Commando assalta il casello di Riccione. Bottino di 2.500 euro

Dopo aver minacciato, pare con un'arma, l'addetto ai pedaggi si sono fatti consegnare i contanti e poi sono fuggiti facendo perdere le loro tracce

Tre figuri col volto coperto da un passamontagna sono entrati in azione, verso le 4 di martedì, al casello di Riccione dell'A14 per rapinare l'addetto alla riscossione dei pedaggi.
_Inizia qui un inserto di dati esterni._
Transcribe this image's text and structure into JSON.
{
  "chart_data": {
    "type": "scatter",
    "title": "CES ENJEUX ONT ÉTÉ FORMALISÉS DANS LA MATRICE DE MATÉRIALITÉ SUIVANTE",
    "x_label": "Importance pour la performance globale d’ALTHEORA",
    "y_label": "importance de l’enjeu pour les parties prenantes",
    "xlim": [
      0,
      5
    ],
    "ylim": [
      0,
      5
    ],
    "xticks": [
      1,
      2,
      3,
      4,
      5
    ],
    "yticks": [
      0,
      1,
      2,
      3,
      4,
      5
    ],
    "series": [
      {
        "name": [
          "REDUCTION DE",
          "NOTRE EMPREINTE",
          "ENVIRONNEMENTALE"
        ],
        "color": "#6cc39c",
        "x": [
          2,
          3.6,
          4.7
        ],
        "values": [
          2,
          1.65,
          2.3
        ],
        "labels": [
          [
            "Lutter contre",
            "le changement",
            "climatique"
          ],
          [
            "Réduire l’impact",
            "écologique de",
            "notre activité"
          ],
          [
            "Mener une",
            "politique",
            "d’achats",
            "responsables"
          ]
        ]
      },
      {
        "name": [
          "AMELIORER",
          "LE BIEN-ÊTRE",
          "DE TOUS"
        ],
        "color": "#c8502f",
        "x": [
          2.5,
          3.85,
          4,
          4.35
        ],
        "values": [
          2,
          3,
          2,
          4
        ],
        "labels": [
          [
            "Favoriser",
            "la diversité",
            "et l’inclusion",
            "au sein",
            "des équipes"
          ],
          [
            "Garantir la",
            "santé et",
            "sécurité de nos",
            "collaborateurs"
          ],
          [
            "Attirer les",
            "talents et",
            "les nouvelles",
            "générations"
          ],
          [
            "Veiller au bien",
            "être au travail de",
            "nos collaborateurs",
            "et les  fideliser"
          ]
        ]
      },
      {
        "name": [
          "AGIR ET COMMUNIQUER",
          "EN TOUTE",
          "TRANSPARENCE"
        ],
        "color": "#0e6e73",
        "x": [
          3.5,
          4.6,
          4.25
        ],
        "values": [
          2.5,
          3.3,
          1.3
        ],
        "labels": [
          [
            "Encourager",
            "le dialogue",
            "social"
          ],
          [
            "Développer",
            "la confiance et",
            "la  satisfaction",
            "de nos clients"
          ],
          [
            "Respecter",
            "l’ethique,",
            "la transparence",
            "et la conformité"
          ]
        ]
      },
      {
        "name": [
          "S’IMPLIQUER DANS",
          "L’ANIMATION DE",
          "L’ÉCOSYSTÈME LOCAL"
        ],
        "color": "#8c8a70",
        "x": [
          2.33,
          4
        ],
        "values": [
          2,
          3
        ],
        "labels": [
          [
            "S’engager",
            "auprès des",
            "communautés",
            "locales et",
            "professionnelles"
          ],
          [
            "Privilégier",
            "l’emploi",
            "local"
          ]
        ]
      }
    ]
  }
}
Il commando, arrivato pare a piedi e armato con un piede di porco, ha minacciato il 38enne alla cassa e si è fatto consegnare i contanti prima di fuggire indisturbato. Il bottino ammonta a circa 2500 euro e, una volta scattato l'allarme, al casello di Riccione sono intervenute le pattuglia della polizia Autostradale e delle Volanti.

La vittima non è stata in grado di descrivere la via di fuga dei malviventi che, con tutta probabilità, avevano un complice ad attenderli su un'auto fuori dal casello. Gli inquirenti della polizia sono al lavoro per visionare le immagini delle telecamere a circuito chiuso che sorvegliano l'uscita dell'autostrada in quanto, dai fotogrammi, potrebbero uscire elementi utili per le indagini.

L'assalto segue quello del 19 luglio scorso al casello di Rimini Sud. Nella circostanza una banda di quattro o cinque persone con accento dell'Est Europa si è presentata alla cabina dove c'era il casellante, minacciandolo armati di picconi e bastoni. Dopodichè si sono fatti consegnare i soldi in cassa, circa 8.000 euro.